La plataforma Steam incorporó Codex Mortis, el primer videojuego que declara haber sido creado de principio a fin con inteligencia artificial generativa. El proyecto marca un punto de quiebre en la industria, ya que reduce a solo tres meses un proceso que normalmente demanda años de trabajo en estudios tradicionales.
El lanzamiento no pasó desapercibido. Lejos del entusiasmo inicial, el juego comenzó a recibir reseñas negativas que cuestionan tanto su calidad como la decisión de promoverlo abiertamente como un producto generado por IA.
Cómo se desarrolló Codex Mortis en tiempo récord gracias a la inteligencia artificial
El creador del juego, conocido bajo el seudónimo Grolaf, explicó que utilizó distintas herramientas de inteligencia artificial para cubrir todas las áreas del desarrollo. La IA escribió el código, generó los textos narrativos, creó los gráficos y produjo la música.
El proyecto promete rapidez y eficiencia, pero deja dudas sobre creatividad y control técnico.
Para la programación, el proceso combinó modelos como ChatGPT y Claude Code Opus, integrados en un entorno basado en TypeScript. El proyecto se apoyó en librerías como PIXI.js y en Electron para lograr su versión de escritorio.
El propio desarrollador reconoció limitaciones importantes. La falta de control total sobre los sistemas generados por IA dificultó la resolución de errores y dejó en evidencia diferencias claras con motores consolidados como Unity o Unreal Engine.
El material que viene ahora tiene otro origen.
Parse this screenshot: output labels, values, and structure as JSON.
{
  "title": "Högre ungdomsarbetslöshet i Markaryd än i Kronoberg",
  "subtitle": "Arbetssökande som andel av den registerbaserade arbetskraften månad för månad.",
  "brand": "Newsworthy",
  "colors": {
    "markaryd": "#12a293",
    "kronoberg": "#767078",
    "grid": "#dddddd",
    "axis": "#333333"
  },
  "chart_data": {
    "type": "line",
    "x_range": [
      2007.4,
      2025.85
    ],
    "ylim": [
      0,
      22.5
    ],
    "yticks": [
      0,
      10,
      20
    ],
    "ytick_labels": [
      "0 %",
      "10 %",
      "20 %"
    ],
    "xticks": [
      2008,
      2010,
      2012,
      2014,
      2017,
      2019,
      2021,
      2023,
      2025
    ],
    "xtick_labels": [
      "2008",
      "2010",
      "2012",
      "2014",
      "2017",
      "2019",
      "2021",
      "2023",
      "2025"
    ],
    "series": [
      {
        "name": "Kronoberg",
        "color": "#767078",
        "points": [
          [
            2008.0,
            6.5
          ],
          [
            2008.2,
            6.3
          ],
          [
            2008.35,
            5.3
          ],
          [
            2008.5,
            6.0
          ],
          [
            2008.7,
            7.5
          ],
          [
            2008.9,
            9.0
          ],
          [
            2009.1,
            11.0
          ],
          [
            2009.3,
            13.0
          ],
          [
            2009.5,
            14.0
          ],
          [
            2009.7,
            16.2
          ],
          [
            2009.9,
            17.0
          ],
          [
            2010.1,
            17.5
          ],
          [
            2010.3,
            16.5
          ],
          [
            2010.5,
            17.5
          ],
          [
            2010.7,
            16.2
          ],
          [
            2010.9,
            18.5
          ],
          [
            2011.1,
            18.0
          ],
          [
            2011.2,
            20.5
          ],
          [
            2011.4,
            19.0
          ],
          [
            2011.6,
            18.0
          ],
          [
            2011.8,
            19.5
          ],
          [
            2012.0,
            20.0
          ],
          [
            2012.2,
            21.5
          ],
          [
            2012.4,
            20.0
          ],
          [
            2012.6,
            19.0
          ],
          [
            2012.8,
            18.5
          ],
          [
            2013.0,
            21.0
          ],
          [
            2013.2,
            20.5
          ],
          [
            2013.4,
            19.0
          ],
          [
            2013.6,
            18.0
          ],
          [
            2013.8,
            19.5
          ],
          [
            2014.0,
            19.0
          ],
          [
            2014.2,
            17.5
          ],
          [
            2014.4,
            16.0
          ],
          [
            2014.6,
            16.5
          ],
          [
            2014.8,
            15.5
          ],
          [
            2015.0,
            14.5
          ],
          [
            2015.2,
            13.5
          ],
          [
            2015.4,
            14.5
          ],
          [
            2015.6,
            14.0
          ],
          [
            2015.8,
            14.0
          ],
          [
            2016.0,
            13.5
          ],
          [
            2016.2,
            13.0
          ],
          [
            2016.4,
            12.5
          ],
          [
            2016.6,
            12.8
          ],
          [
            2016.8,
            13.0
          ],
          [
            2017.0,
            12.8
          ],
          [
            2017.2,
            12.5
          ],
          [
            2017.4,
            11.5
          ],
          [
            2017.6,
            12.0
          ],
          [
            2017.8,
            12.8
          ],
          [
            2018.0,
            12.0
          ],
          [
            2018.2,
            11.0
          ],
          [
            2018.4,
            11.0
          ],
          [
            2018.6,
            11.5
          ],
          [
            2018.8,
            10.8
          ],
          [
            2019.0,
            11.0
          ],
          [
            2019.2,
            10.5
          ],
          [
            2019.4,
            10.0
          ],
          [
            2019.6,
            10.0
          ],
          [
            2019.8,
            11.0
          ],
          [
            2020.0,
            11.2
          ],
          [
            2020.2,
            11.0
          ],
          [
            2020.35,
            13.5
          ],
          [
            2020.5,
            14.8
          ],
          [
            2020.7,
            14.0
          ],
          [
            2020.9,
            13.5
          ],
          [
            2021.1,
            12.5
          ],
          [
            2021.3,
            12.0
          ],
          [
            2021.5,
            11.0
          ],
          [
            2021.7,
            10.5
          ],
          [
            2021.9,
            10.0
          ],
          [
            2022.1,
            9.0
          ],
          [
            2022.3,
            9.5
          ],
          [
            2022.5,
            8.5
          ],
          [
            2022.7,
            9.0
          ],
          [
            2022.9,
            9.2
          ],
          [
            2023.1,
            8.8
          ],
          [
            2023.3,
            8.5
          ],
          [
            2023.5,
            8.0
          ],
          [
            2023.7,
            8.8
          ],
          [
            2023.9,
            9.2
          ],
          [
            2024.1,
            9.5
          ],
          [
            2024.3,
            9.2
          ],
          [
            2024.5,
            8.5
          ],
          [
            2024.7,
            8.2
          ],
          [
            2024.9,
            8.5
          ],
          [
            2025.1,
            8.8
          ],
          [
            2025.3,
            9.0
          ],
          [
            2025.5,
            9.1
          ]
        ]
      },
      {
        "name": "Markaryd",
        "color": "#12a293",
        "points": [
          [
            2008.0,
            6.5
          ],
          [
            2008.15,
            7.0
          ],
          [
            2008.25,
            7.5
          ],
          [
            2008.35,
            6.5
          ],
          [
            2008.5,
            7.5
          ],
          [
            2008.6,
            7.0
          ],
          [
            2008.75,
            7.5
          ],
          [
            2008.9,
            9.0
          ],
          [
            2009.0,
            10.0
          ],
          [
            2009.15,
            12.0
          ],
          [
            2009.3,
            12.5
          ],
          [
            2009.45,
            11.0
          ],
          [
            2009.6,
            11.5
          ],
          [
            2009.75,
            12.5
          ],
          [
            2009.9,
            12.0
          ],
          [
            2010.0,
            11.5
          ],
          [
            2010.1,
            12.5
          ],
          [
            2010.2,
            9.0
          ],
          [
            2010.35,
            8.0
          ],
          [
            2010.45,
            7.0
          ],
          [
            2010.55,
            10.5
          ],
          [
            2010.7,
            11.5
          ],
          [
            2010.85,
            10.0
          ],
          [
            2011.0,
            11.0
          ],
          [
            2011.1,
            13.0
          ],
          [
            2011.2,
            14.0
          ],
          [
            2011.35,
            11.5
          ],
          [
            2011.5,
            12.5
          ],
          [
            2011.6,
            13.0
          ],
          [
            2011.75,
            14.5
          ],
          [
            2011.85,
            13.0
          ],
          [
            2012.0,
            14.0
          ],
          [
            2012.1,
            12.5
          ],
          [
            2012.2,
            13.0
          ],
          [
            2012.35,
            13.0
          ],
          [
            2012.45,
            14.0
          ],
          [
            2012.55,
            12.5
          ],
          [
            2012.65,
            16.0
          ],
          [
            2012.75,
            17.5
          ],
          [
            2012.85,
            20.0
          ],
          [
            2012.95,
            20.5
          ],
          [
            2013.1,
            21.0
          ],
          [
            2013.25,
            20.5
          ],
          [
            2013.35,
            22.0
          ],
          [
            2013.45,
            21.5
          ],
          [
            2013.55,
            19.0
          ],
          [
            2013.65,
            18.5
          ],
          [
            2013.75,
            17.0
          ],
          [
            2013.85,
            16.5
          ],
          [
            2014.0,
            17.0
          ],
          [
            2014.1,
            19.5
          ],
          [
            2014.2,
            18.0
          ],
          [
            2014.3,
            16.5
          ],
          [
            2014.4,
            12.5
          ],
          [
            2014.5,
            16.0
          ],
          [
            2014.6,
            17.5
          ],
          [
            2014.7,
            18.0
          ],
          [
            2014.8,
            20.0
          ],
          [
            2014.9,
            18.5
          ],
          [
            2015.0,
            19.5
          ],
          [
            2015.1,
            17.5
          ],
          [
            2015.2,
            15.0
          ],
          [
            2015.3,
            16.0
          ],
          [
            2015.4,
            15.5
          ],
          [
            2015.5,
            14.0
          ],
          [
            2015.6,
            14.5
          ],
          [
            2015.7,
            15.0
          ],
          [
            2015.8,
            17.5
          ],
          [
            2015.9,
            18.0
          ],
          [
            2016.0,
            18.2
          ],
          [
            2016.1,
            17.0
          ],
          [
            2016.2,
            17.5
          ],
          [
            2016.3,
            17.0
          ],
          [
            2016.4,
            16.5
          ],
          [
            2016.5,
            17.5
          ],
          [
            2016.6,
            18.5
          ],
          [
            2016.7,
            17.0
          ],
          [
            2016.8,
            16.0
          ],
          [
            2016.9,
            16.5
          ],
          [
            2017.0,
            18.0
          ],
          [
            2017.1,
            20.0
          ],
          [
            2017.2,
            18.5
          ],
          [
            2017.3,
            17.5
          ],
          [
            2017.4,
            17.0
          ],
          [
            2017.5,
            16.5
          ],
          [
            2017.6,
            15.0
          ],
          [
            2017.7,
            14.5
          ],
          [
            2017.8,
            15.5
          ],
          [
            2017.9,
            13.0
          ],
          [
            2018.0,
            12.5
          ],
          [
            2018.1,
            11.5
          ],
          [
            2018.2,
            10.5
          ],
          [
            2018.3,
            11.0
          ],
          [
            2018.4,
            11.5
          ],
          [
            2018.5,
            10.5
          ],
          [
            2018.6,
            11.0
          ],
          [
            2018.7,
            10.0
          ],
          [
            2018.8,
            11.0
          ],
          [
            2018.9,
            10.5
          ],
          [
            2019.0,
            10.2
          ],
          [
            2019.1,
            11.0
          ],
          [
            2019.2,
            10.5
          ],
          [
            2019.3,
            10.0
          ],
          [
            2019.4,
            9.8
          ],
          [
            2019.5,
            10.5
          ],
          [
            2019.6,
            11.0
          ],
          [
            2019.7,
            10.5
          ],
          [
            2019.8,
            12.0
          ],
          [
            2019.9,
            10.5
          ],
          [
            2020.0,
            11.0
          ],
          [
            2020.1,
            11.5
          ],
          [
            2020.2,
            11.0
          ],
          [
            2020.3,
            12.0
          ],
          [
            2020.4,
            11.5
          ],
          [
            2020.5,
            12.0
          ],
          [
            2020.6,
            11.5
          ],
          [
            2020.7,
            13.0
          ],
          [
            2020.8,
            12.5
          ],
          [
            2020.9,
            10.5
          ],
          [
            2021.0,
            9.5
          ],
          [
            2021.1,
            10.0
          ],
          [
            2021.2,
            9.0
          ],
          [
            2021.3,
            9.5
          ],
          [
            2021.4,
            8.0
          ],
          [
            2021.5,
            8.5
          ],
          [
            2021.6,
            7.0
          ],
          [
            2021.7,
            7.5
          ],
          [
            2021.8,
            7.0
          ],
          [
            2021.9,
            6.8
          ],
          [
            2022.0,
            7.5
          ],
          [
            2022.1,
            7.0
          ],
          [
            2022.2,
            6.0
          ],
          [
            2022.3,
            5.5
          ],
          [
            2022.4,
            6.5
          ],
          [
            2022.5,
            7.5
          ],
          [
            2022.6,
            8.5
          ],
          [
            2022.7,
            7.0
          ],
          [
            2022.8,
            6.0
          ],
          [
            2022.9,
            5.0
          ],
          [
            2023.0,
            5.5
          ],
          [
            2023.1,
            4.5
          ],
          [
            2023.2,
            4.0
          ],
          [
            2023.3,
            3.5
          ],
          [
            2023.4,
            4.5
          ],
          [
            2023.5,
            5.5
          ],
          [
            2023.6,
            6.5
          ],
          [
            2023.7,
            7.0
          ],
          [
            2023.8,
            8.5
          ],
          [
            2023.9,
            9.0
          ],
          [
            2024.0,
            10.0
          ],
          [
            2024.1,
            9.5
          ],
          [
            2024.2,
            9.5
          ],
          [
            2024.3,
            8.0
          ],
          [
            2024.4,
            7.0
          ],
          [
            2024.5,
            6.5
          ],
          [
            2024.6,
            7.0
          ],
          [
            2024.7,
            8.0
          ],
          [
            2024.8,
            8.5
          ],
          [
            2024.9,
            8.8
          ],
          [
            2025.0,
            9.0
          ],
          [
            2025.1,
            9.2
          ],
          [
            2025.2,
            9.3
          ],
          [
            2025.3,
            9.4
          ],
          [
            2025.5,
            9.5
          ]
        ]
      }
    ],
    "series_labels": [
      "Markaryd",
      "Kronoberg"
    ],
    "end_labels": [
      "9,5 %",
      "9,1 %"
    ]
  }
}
Cuál fue la respuesta de la comunidad gamer tras el lanzamiento de Codex Mortis
Las reseñas negativas no se enfocan solo en la jugabilidad. Gran parte del rechazo surge por la forma en que el juego se presenta como una obra creada por inteligencia artificial. Para muchos jugadores, Codex Mortis funciona más como una demostración tecnológica que como una experiencia con identidad propia.
Medios especializados europeos coinciden en un punto: el debate ya no gira alrededor de copiar mecánicas, sino sobre el valor creativo y artístico de un videojuego desarrollado sin intervención humana directa.